The test then relies on the idea of using $\lambda_1/\text{RSS}$ as a test statistic ($H_0:\, \lambda=0$) where $\lambda_1$ is the largest nonzero characteristic root of $ZZ'$ (or $Z'Z$), and RSS equals the residual sum of squares from an additive model (2).
Best Answer
The output you present is from SPSS Reliability Analysis procedure. Here you had some variables (items) which are raters or judges for you, and 17 subjects or objects which were rated. Your focus was to assess inter-rater aggreeement by means of intraclass correlation coefficient.
In the 1st example you tested p=7 raters, and in the 2nd you tested p=9.
More importantly, your two outputs differ in the respect how the raters are considered. In the 1st example, the raters are a fixed factor, which means they are the population of raters for you: you infer about only these specific raters. In the 2nd example, the raters are a random factor, which means they are a random sample of raters for you, while you want infer about the population of all possible raters which those 9 pretend to represent.
The 17 subjects that were rated constitute a random sample of population of subjects. And, since each rater rated all 17 subjects, both models are complete two-way (two-factor) models, one is fixed+random=mixed model, the other is random+random=random model.

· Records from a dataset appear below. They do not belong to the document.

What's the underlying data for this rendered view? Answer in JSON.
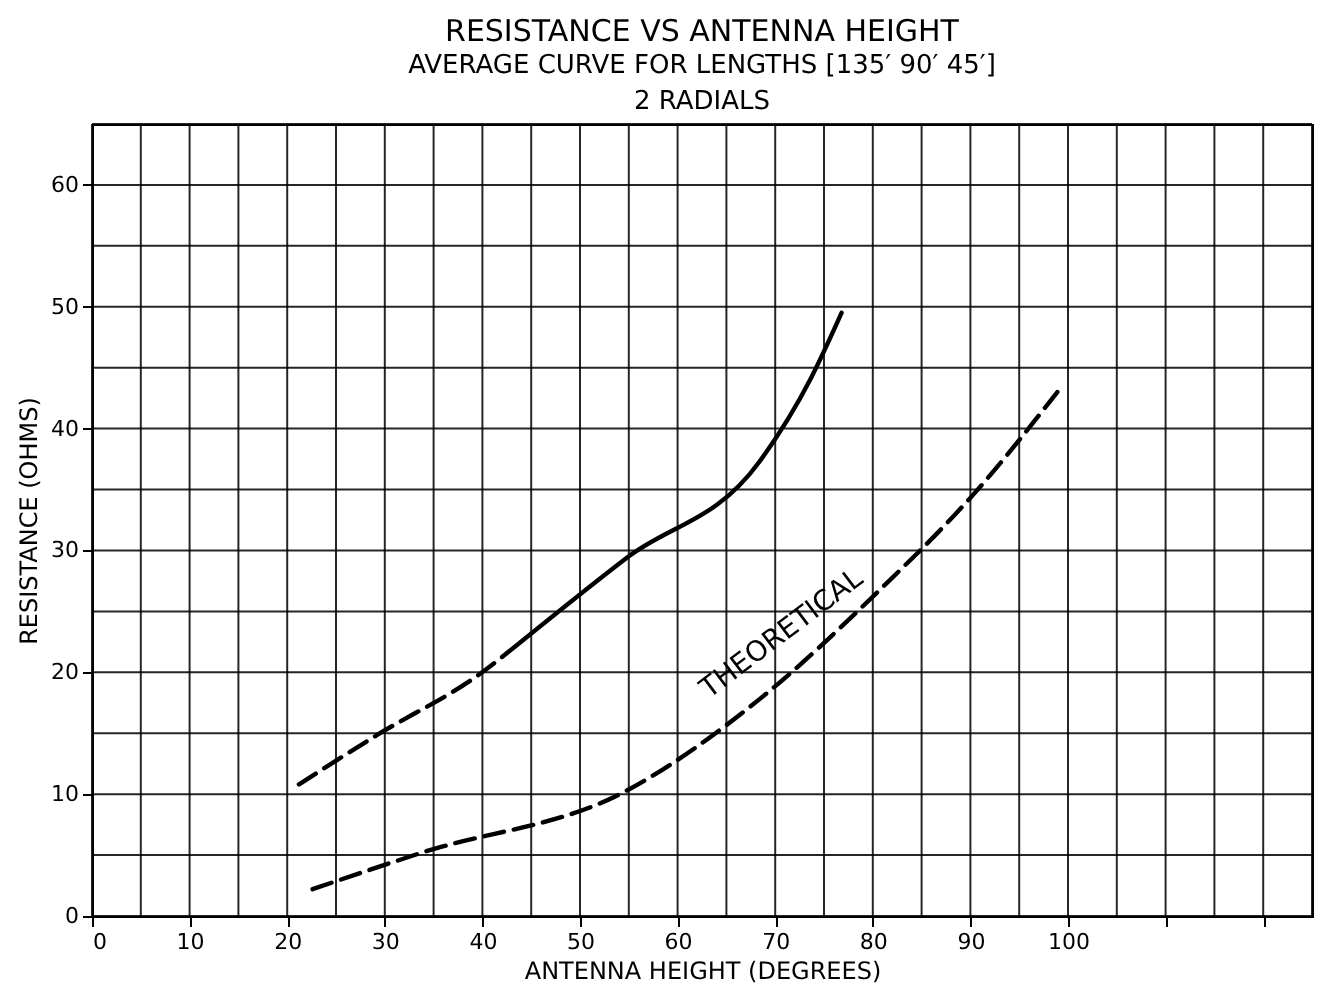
{
  "chart_data": {
    "type": "line",
    "title": "RESISTANCE VS ANTENNA HEIGHT",
    "subtitle": "AVERAGE CURVE FOR LENGTHS [135′ 90′ 45′]\n2 RADIALS",
    "xlabel": "ANTENNA HEIGHT (DEGREES)",
    "ylabel": "RESISTANCE (OHMS)",
    "series": [
      {
        "color": "#000000",
        "line_style": "dashed",
        "x": [
          21.2,
          29.3,
          39.8,
          43.8
        ],
        "values": [
          10.8,
          14.9,
          19.9,
          22.4
        ]
      },
      {
        "color": "#000000",
        "line_style": "solid",
        "x": [
          43.8,
          54.8,
          68.4,
          73.7,
          76.8
        ],
        "values": [
          22.4,
          29.4,
          37.3,
          44.2,
          49.5
        ]
      },
      {
        "color": "#000000",
        "line_style": "dashed",
        "x": [
          22.6,
          33.8,
          54.8,
          68.4,
          80.5,
          90.2,
          99.4
        ],
        "values": [
          2.2,
          5.2,
          10.3,
          17.8,
          26.6,
          34.5,
          43.5
        ]
      }
    ],
    "annotations": [
      "THEORETICAL"
    ],
    "xlim": [
      0,
      125
    ],
    "xticks": [
      0,
      {
        "value": 5,
        "label": null
      },
      10,
      {
        "value": 15,
        "label": null
      },
      20,
      {
        "value": 25,
        "label": null
      },
      30,
      {
        "value": 35,
        "label": null
      },
      40,
      {
        "value": 45,
        "label": null
      },
      50,
      {
        "value": 55,
        "label": null
      },
      60,
      {
        "value": 65,
        "label": null
      },
      70,
      {
        "value": 75,
        "label": null
      },
      80,
      {
        "value": 85,
        "label": null
      },
      90,
      {
        "value": 95,
        "label": null
      },
      100,
      {
        "value": 105,
        "label": null
      },
      {
        "value": 110,
        "label": null
      },
      {
        "value": 115,
        "label": null
      },
      {
        "value": 120,
        "label": null
      },
      {
        "value": 125,
        "label": null
      }
    ],
    "ylim": [
      0,
      65
    ],
    "yticks": [
      0,
      {
        "value": 5,
        "label": null
      },
      10,
      {
        "value": 15,
        "label": null
      },
      20,
      {
        "value": 25,
        "label": null
      },
      30,
      {
        "value": 35,
        "label": null
      },
      40,
      {
        "value": 45,
        "label": null
      },
      50,
      {
        "value": 55,
        "label": null
      },
      60,
      {
        "value": 65,
        "label": null
      }
    ],
    "grid": true,
    "marker": "none"
  }
}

Also, in both instances you requested to assess the consistency between raters, that is, how well their ratings correlate, - rather than to assess the absolute agreement between them - how much identical their scores are. With measuring consistency, Average measures ICC (see the tables) are identical to Cronbach's alpha. Average measures ICC tells you how reliably the/a group of p raters agree. Single measures ICC tells you how reliable is for you to use just one rater. Because, if you know the agreement is high you might choose to inquire from just one rater for that sort of task.
If you tested the same number of the same raters (and the same subjects) under both models you'd see that the estimates in the table are the same under both models. However, as I've said, the interpretation differs in that you can generalize the conclusion about the agreement onto the whole population of raters only with two-way random model. You can see also a footnote saying that the mixed model assumes there is no rater-subject interaction; to put clearer, it means that the raters lack individual partialities to subjects' characteristics not relevant to the rated task (e.g. to hair colour of an examenee).
SPSS Reliability Analysis procedure assumes additivity of scores (which logically implies interval or dichotomous but not ordinal level of data) and bivariate normality between items/raters. However, F test is quite robust.